1.81 seksautomatenhal:

een inrichting of daarmee gelijk te stellen gelegenheid waarin door middel van automaten filmvoorstellingen en/of live-shows van erotische en/of pornografische aard kunnen worden gegeven;

1.82 seksbioscoop/-theater:

een inrichting of daarmee gelijk te stellen gelegenheid waarin vertoningen van erotische en/of pornografische aard worden gegeven;

1.83 seksinrichting:

de voor het publiek toegankelijke, besloten ruimte, waarin bedrijfsmatig, of in omvang alsof zij bedrijfsmatig was, seksuele handelingen worden verricht, of vertoningen van erotisch-pornografische aard plaatsvinden.

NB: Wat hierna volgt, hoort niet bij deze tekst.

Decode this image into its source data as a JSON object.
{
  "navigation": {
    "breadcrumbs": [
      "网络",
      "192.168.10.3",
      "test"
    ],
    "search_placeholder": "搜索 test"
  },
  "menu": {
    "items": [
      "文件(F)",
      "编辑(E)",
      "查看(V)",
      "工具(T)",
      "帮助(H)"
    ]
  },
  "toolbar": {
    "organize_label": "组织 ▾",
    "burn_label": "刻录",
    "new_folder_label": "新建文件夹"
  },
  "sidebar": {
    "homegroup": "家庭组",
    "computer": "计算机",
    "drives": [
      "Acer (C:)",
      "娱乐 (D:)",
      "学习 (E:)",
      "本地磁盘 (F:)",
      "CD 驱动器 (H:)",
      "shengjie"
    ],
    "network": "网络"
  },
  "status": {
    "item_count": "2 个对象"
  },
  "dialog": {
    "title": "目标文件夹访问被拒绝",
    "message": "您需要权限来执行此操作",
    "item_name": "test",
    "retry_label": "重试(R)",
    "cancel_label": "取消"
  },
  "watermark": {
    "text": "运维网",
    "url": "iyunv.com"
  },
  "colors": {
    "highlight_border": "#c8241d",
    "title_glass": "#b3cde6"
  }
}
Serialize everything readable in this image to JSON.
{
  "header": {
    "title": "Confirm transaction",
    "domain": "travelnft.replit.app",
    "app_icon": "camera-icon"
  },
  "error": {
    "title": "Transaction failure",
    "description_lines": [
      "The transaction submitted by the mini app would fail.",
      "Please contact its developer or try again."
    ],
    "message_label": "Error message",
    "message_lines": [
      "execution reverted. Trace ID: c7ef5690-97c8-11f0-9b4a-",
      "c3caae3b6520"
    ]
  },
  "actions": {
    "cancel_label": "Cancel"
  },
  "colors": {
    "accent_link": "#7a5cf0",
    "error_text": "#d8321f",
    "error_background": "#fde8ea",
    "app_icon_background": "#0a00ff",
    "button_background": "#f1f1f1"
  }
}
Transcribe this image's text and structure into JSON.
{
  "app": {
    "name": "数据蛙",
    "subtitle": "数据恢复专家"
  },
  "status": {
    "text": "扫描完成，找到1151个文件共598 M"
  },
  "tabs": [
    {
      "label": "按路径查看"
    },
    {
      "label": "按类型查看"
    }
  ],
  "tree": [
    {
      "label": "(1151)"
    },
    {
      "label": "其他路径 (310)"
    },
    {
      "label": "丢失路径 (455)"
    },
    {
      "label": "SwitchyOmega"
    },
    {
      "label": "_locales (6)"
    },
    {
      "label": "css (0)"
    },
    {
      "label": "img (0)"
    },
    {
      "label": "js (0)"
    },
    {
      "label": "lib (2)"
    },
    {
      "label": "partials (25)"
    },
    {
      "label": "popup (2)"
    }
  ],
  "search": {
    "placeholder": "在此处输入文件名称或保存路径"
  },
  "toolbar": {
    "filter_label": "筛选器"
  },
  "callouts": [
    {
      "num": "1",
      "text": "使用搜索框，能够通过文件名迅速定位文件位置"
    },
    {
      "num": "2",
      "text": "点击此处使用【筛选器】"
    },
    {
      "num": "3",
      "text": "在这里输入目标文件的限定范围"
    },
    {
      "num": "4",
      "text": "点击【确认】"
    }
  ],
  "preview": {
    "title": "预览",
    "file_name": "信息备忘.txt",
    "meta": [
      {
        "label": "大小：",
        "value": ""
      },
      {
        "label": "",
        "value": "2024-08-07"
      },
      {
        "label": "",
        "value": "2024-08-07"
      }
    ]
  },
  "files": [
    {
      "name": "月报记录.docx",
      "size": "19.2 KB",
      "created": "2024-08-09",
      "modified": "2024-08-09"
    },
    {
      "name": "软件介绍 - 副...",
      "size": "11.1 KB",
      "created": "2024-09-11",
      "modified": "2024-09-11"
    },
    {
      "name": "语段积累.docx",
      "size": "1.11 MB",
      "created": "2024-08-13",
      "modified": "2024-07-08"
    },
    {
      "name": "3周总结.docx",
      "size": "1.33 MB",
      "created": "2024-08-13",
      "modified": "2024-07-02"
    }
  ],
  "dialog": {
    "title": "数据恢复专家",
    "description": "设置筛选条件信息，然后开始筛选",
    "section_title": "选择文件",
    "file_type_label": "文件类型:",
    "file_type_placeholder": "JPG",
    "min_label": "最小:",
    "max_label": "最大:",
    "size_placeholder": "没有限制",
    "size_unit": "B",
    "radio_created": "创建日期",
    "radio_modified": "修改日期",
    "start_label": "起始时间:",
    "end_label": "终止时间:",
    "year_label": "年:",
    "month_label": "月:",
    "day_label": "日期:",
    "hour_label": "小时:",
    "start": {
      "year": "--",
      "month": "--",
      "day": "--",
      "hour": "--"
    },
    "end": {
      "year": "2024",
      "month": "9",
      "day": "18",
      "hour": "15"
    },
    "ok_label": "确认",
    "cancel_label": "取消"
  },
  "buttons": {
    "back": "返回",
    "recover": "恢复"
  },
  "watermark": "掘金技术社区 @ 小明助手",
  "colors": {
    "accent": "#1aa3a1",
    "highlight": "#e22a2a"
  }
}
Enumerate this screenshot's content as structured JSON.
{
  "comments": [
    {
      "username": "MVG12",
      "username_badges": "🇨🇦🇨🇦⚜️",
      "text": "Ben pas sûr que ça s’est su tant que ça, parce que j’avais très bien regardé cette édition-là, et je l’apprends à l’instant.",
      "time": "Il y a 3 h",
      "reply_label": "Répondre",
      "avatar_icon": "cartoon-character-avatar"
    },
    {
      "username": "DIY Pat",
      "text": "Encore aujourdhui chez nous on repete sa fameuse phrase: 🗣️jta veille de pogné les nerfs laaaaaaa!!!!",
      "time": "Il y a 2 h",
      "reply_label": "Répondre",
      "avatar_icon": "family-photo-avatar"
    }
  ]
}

Onder een seksinrichting wordt in elk geval verstaan: een prostitutiebedrijf, waaronder begrepen een erotische-massagesalon, een seksbioscoop, seksautomatenhal, sekstheater of een parenclub, al dan niet in combinatie met elkaar;

1.84 Staat van Bedrijfsactiviteiten:

de Staat van Bedrijfsactiviteiten die van deze regels deel uitmaakt;

1.85 Staat van Horeca-activiteiten:

de Staat van Horeca-activiteiten die van deze regels deel uitmaakt;

1.86 stacaravan:

een kampeermiddel uit één niet-samengesteld geheel, die in zijn geheel (over de weg) vervoerd kan worden met een maximale oppervlakte van 55m2, één bouwlaag en maximaal 3.50 hoog, gemeten vanaf het maaiveld;

1.87 standplaats:

een gedeelte van een kampeerterrein dat is bestemd voor het plaatsen en geplaatst houden van kampeermiddelen;

1.88 stedenbouwkundige:

een door burgemeester en wethouders aan te wijzen deskundige of commissie van deskundigen inzake stedenbouw;

1.89 straatprostitutie:

het zich op de openbare weg respectievelijk op openbare ruimten of in een zich op de openbare weg respectievelijk openbare ruimte bevindend voertuig beschikbaar stellen tot het verrichten van seksuele handelingen met een ander tegen vergoeding;

1.90 tuincentrum:

een al dan niet overdekt detailhandelsbedrijf, waarin een volledig of nagenoeg volledig assortiment aan gewassen en andere goederen voor het inrichten van tuinen dan wel de aanleg en het onderhoud van tuinen door derden, wordt aangeboden;

1.91 twee-aaneen:

blok van twee aaneen gebouwde hoofdgebouwen die door middel van één gemeenschappelijke wand met elkaar zijn verbonden;

1.92 uitponden:

het verkaveld verkopen of in erfpacht uitgeven van standplaatsen op recreatieterreinen aan derden;

1.93 verkoopvloeroppervlakte:

de voor het publiek zichtbare en toegankelijke (besloten) winkelruimte ten behoeve van de detailhandel;

1.94 voorgevel van een hoofdgebouw:

het meest naar de weg zijde gekeerde deel van een hoofdgebouw;

1.95 vrijstaand:

een gebouw zonder gemeenschappelijke wand met een ander gebouw;

1.96 weg:

voor het openbaar verkeer openstaande weg of pad inclusief de daarin liggende bruggen en duikers en de tot die weg behorende paden en bermen of zijkanten;

1.97 weidegang:

het bieden van gelegenheid voor dieren om buiten te lopen, op een substantiële oppervlakte landbouwgrond, waarbij een deel van de voerbehoefte voor de dieren buiten wordt verzameld en waarbij meer dan 50% van de betreffende landbouwgrond is begroeid;

1.98 winterstalling:

het stallen van niet-permanente kampeermiddelen in de openlucht op een aparte plaats op het kampeerterrein, zodanig dat daarin geen recreatief nachtverblijf kan plaatsvinden, in de periode van 16 november tot 1 maart;

1.99 woning:

een hoofdgebouw dat dient voor de huisvesting van één afzonderlijk huishouden;

1.100 Wro:

de Wet ruimtelijke ordening, zoals die luidde ten tijden van de inwerkingtreding van het bestemmingsplan;

1.101 zijerf:

gedeelte van het erf tussen een zijgevellijn en de aan die zijde van het gebouw gelegen erfgrens;

1.102 zijgevel:

een gevel van een gebouw, die niet een voorgevel of achtergevel is;

1.103 zijgevellijn:

denkbeeldige lijn die strak loopt langs de zijgevel van een bouwwerk tot aan de perceelsgrenzen;

1.104 zomerseizoen:

de jaarlijkse periode van 1 maart tot en met 15 november van enig jaar.